I am thinking of installing the T033 system and spoke with a TackTick rep in the US called Don at 203 453 3090 and asked about the significance of the " boats up to 35' " statement re the T033. Don said it has nothing to do with range, since both systems use the same T120 mast head transmitter. He says that it has more to do with the fact that larger boats tend to have more sophisticated electronics that can provide data to, and take advantage of, the additional information that can be shown on the T112 display of the T101 System. He also said that the T112 display on the T101 system was wireless and had larger characters and could therefore be located farther away from the helm.
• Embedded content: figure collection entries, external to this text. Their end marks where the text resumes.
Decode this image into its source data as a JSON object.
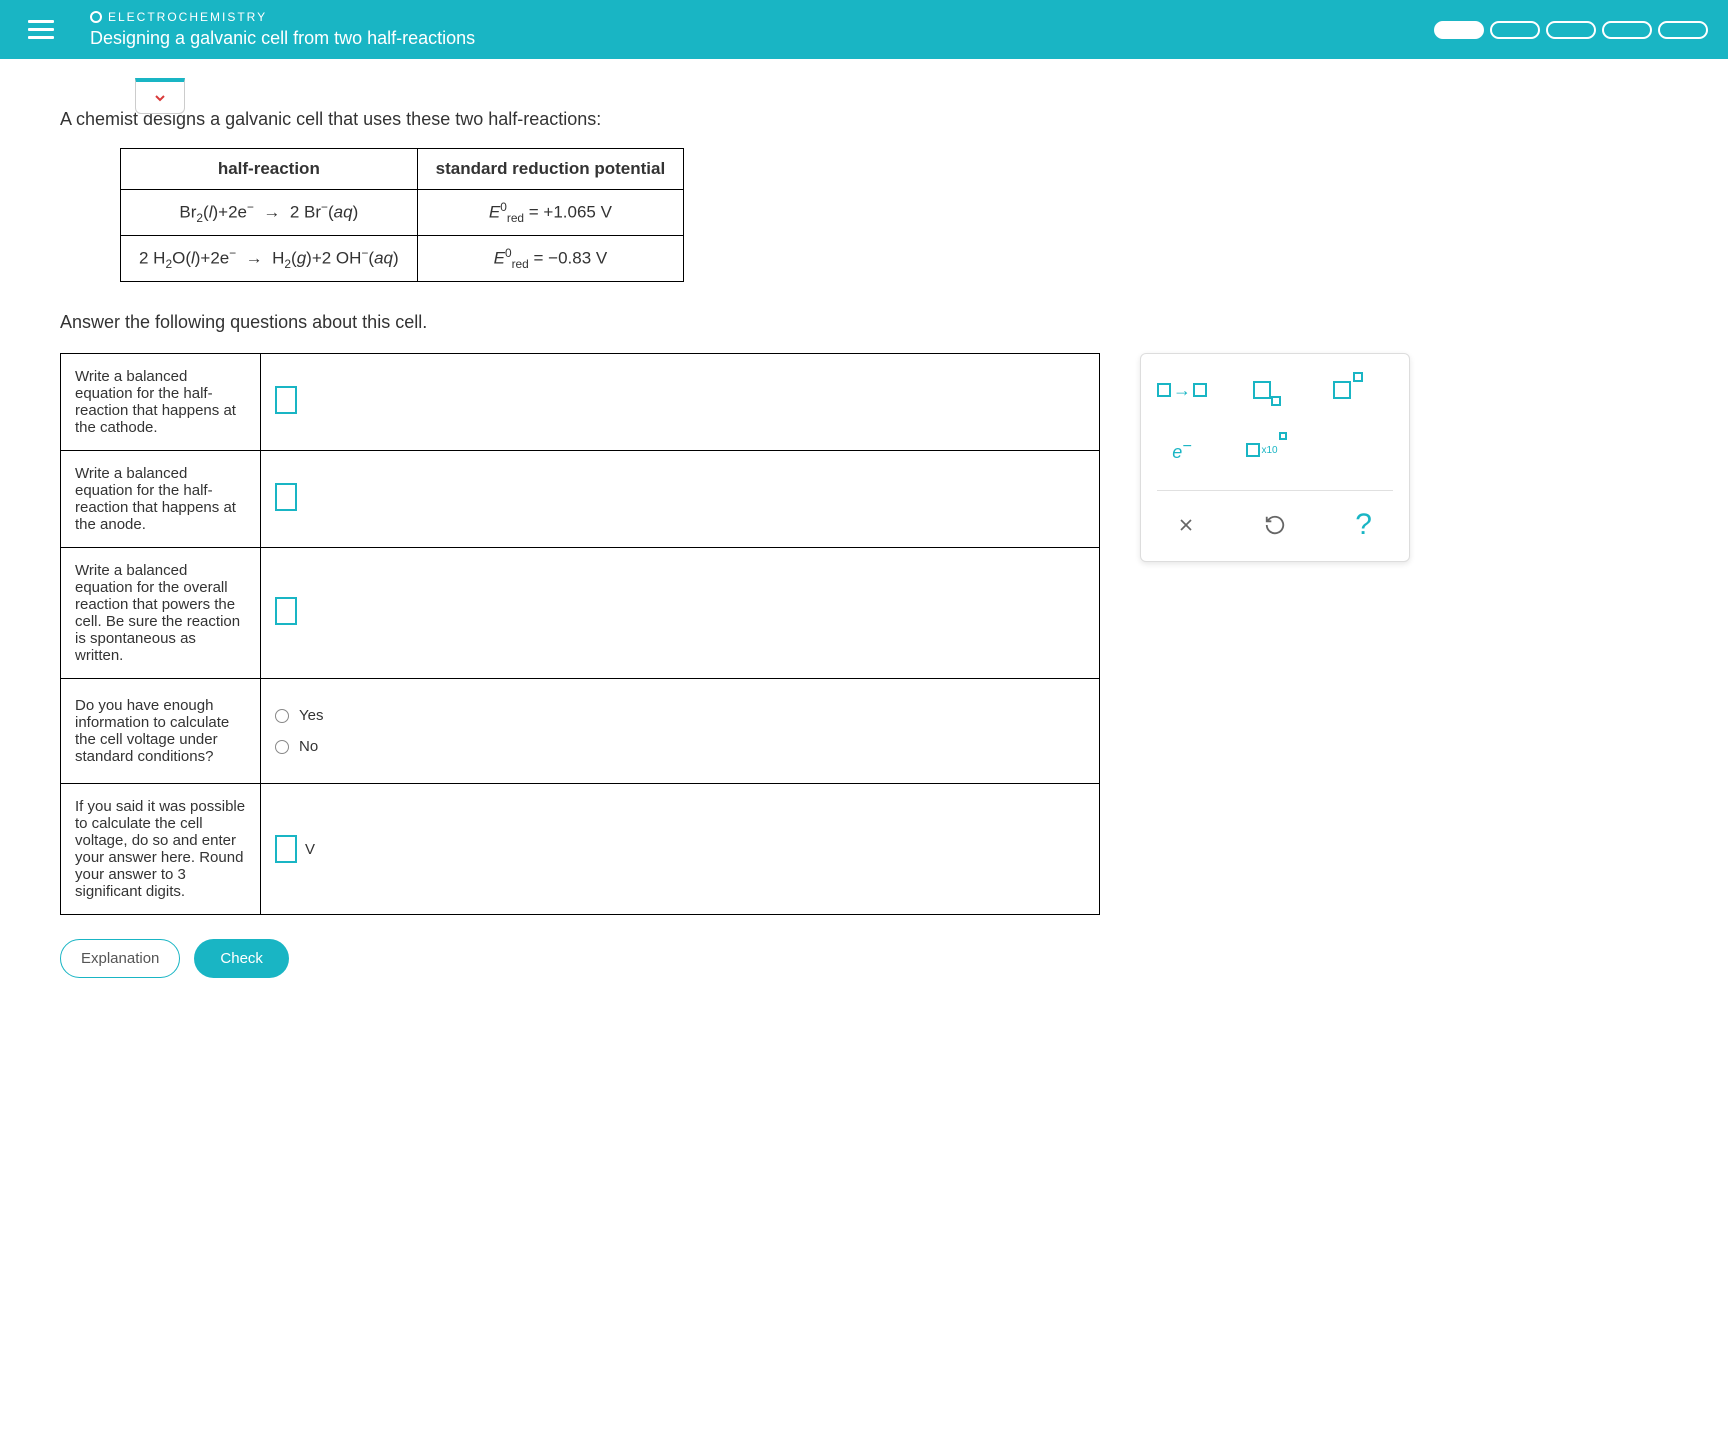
{
  "header": {
    "category": "ELECTROCHEMISTRY",
    "title": "Designing a galvanic cell from two half-reactions"
  },
  "intro": "A chemist designs a galvanic cell that uses these two half-reactions:",
  "data_table": {
    "headers": [
      "half-reaction",
      "standard reduction potential"
    ],
    "rows": [
      {
        "reaction_html": "Br<sub>2</sub>(<i>l</i>)+2e<sup>−</sup> &nbsp;→&nbsp; 2 Br<sup>−</sup>(<i>aq</i>)",
        "potential_html": "<i>E</i><sup>0</sup><sub>red</sub> = +1.065 V"
      },
      {
        "reaction_html": "2 H<sub>2</sub>O(<i>l</i>)+2e<sup>−</sup> &nbsp;→&nbsp; H<sub>2</sub>(<i>g</i>)+2 OH<sup>−</sup>(<i>aq</i>)",
        "potential_html": "<i>E</i><sup>0</sup><sub>red</sub> = −0.83 V"
      }
    ]
  },
  "subtext": "Answer the following questions about this cell.",
  "questions": {
    "q1": "Write a balanced equation for the half-reaction that happens at the cathode.",
    "q2": "Write a balanced equation for the half-reaction that happens at the anode.",
    "q3": "Write a balanced equation for the overall reaction that powers the cell. Be sure the reaction is spontaneous as written.",
    "q4": "Do you have enough information to calculate the cell voltage under standard conditions?",
    "q4_yes": "Yes",
    "q4_no": "No",
    "q5_html": "If you said it was possible to calculate the cell voltage, do so and enter your answer here. Round your answer to 3 significant digits.",
    "q5_unit": "V"
  },
  "toolbox": {
    "arrow": "→",
    "electron": "e",
    "x10_label": "x10"
  },
  "buttons": {
    "explanation": "Explanation",
    "check": "Check"
  },
  "colors": {
    "primary": "#19b5c4",
    "border": "#000000",
    "text": "#333333"
  }
}
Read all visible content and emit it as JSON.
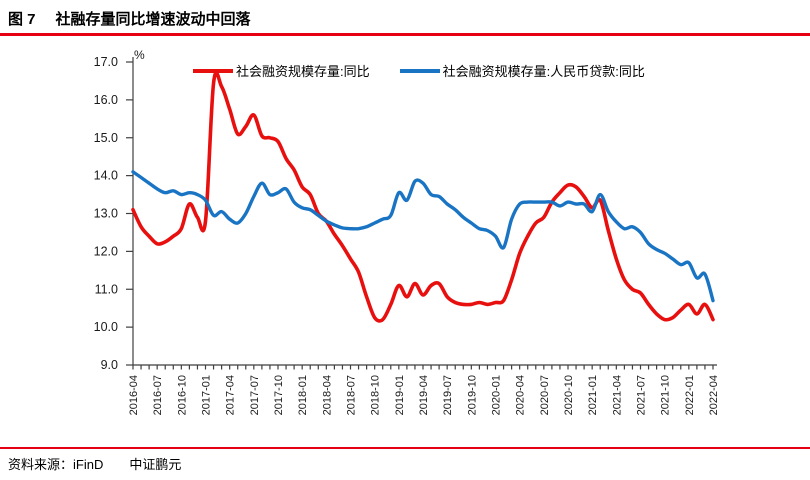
{
  "header": {
    "figure_label": "图 7",
    "title": "社融存量同比增速波动中回落"
  },
  "footer": {
    "source_label": "资料来源：iFinD",
    "brand": "中证鹏元"
  },
  "colors": {
    "accent_red": "#e60012",
    "axis": "#3f3f3f"
  },
  "chart_data": {
    "type": "line",
    "title": "社融存量同比增速波动中回落",
    "y_unit": "%",
    "ylim": [
      9.0,
      17.0
    ],
    "y_ticks": [
      "9.0",
      "10.0",
      "11.0",
      "12.0",
      "13.0",
      "14.0",
      "15.0",
      "16.0",
      "17.0"
    ],
    "x_start": "2016-04",
    "x_interval": "monthly",
    "x_tick_labels": [
      "2016-04",
      "2016-07",
      "2016-10",
      "2017-01",
      "2017-04",
      "2017-07",
      "2017-10",
      "2018-01",
      "2018-04",
      "2018-07",
      "2018-10",
      "2019-01",
      "2019-04",
      "2019-07",
      "2019-10",
      "2020-01",
      "2020-04",
      "2020-07",
      "2020-10",
      "2021-01",
      "2021-04",
      "2021-07",
      "2021-10",
      "2022-01",
      "2022-04"
    ],
    "grid": false,
    "legend_position": "top",
    "series": [
      {
        "name": "社会融资规模存量:同比",
        "color": "#e8100f",
        "values": [
          13.1,
          12.65,
          12.4,
          12.2,
          12.25,
          12.4,
          12.6,
          13.25,
          12.9,
          12.8,
          16.45,
          16.35,
          15.75,
          15.1,
          15.3,
          15.6,
          15.05,
          15.0,
          14.9,
          14.45,
          14.15,
          13.7,
          13.5,
          13.0,
          12.8,
          12.45,
          12.15,
          11.8,
          11.45,
          10.8,
          10.25,
          10.2,
          10.6,
          11.1,
          10.8,
          11.15,
          10.85,
          11.1,
          11.15,
          10.8,
          10.65,
          10.6,
          10.6,
          10.65,
          10.6,
          10.65,
          10.7,
          11.25,
          11.95,
          12.4,
          12.75,
          12.9,
          13.3,
          13.55,
          13.75,
          13.7,
          13.45,
          13.15,
          13.35,
          12.55,
          11.8,
          11.25,
          11.0,
          10.9,
          10.6,
          10.35,
          10.2,
          10.25,
          10.45,
          10.6,
          10.35,
          10.6,
          10.2
        ]
      },
      {
        "name": "社会融资规模存量:人民币贷款:同比",
        "color": "#1a74c4",
        "values": [
          14.1,
          13.95,
          13.8,
          13.65,
          13.55,
          13.6,
          13.5,
          13.55,
          13.5,
          13.35,
          12.95,
          13.05,
          12.85,
          12.75,
          13.0,
          13.45,
          13.8,
          13.5,
          13.55,
          13.65,
          13.3,
          13.15,
          13.1,
          12.95,
          12.8,
          12.7,
          12.62,
          12.6,
          12.6,
          12.65,
          12.75,
          12.85,
          12.95,
          13.55,
          13.35,
          13.85,
          13.8,
          13.5,
          13.45,
          13.25,
          13.1,
          12.9,
          12.75,
          12.6,
          12.55,
          12.4,
          12.1,
          12.85,
          13.25,
          13.3,
          13.3,
          13.3,
          13.3,
          13.2,
          13.3,
          13.25,
          13.25,
          13.05,
          13.5,
          13.05,
          12.78,
          12.6,
          12.65,
          12.5,
          12.2,
          12.05,
          11.95,
          11.8,
          11.65,
          11.7,
          11.3,
          11.4,
          10.7
        ]
      }
    ]
  }
}
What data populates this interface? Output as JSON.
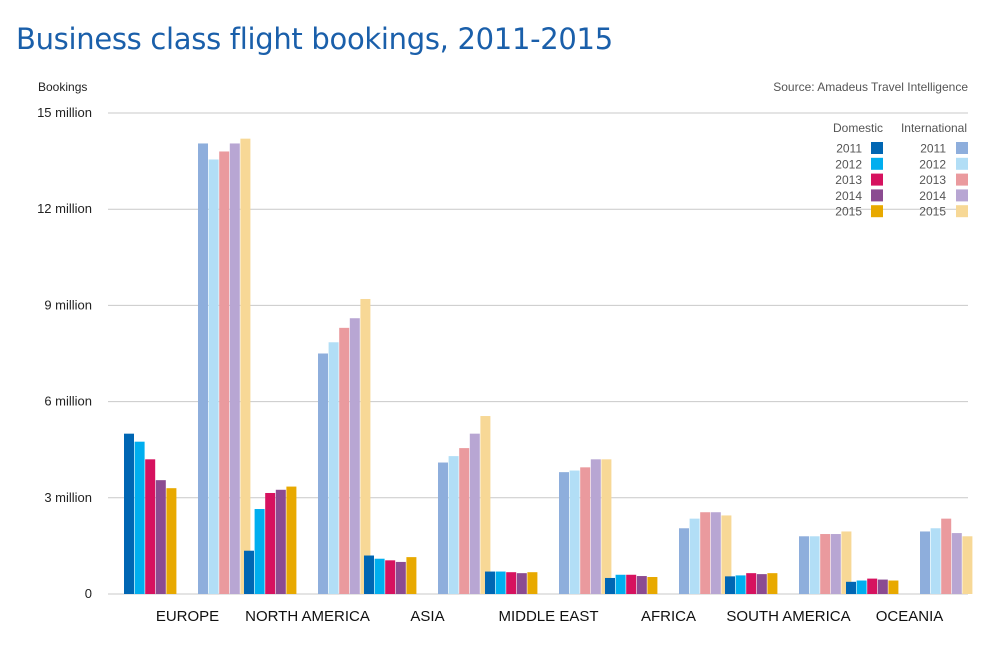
{
  "chart_data": {
    "type": "bar",
    "title": "Business class flight bookings, 2011-2015",
    "ylabel": "Bookings",
    "source": "Source: Amadeus Travel Intelligence",
    "ylim": [
      0,
      15000000
    ],
    "yticks": [
      {
        "value": 0,
        "label": "0"
      },
      {
        "value": 3000000,
        "label": "3 million"
      },
      {
        "value": 6000000,
        "label": "6 million"
      },
      {
        "value": 9000000,
        "label": "9 million"
      },
      {
        "value": 12000000,
        "label": "12 million"
      },
      {
        "value": 15000000,
        "label": "15 million"
      }
    ],
    "grid": true,
    "legend_position": "top-right",
    "legend_groups": [
      "Domestic",
      "International"
    ],
    "categories": [
      "EUROPE",
      "NORTH AMERICA",
      "ASIA",
      "MIDDLE EAST",
      "AFRICA",
      "SOUTH AMERICA",
      "OCEANIA"
    ],
    "series": [
      {
        "group": "Domestic",
        "year": "2011",
        "color": "#0066b3",
        "values": [
          5000000,
          1350000,
          1200000,
          700000,
          500000,
          550000,
          380000
        ]
      },
      {
        "group": "Domestic",
        "year": "2012",
        "color": "#00aeef",
        "values": [
          4750000,
          2650000,
          1100000,
          700000,
          600000,
          580000,
          420000
        ]
      },
      {
        "group": "Domestic",
        "year": "2013",
        "color": "#d6125f",
        "values": [
          4200000,
          3150000,
          1050000,
          680000,
          600000,
          650000,
          480000
        ]
      },
      {
        "group": "Domestic",
        "year": "2014",
        "color": "#8b4b91",
        "values": [
          3550000,
          3250000,
          1000000,
          650000,
          560000,
          620000,
          450000
        ]
      },
      {
        "group": "Domestic",
        "year": "2015",
        "color": "#e8a900",
        "values": [
          3300000,
          3350000,
          1150000,
          680000,
          530000,
          650000,
          420000
        ]
      },
      {
        "group": "International",
        "year": "2011",
        "color": "#8eaedc",
        "values": [
          14050000,
          7500000,
          4100000,
          3800000,
          2050000,
          1800000,
          1950000
        ]
      },
      {
        "group": "International",
        "year": "2012",
        "color": "#b2def6",
        "values": [
          13550000,
          7850000,
          4300000,
          3850000,
          2350000,
          1800000,
          2050000
        ]
      },
      {
        "group": "International",
        "year": "2013",
        "color": "#ea9a9e",
        "values": [
          13800000,
          8300000,
          4550000,
          3950000,
          2550000,
          1870000,
          2350000
        ]
      },
      {
        "group": "International",
        "year": "2014",
        "color": "#b8a6d3",
        "values": [
          14050000,
          8600000,
          5000000,
          4200000,
          2550000,
          1870000,
          1900000
        ]
      },
      {
        "group": "International",
        "year": "2015",
        "color": "#f7d896",
        "values": [
          14200000,
          9200000,
          5550000,
          4200000,
          2450000,
          1950000,
          1800000
        ]
      }
    ]
  }
}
Don did confirm that the T033 would work fine on any size boat, keeping in mind it required a hard wired 12 volt supply and the display info is pretty basic.
That being said, I still think it is a confusing and misleading statement to make.

Regards to all.


----------



## tomblalock (Aug 14, 2010)

*Any alarms?*

Does the T033 Tacktick have windspeed alarms? I need that as I sail a catamaran and sometimes the wind picks up while I am sleeping and things can get out of hand before I wake up.


----------



## T37Chef (Oct 9, 2006)

@ tomblalock, it should...mine does.


----------



## anson38 (Oct 9, 2011)

*Tacktic T033*

Noted your years earlier question about the Tacktic T033. I have a Catalina 36 and wondered if you ever got an answer to your question about the distance from mast top to display and why they say "for boats 35 feet and under".
Did you buy one and does it work?
Thanks


----------



## PaulinVictoria (Aug 23, 2009)

Look a few posts up in this thread


----------



## anson38 (Oct 9, 2011)

PaulinVictoria
Thanks for the info! That post addresses my question completely.
Big help!


----------



## stevensuf (Feb 26, 2012)

i just installed the to33 system, very easy to set up, granted the display does require power, but not having to run extra cables up the mast was well worth the little extra in cost


----------



## jsaronson (Dec 13, 2011)

The RayMarine engineers told me the units are the same. (Ray owns Tackick now) It is an effort to up-sell to a more expensive unit. I bought the 033 and am having it connected to an E7 chartplotter.
The Ray engineers have been very helpful at both the boat show and by phone.


----------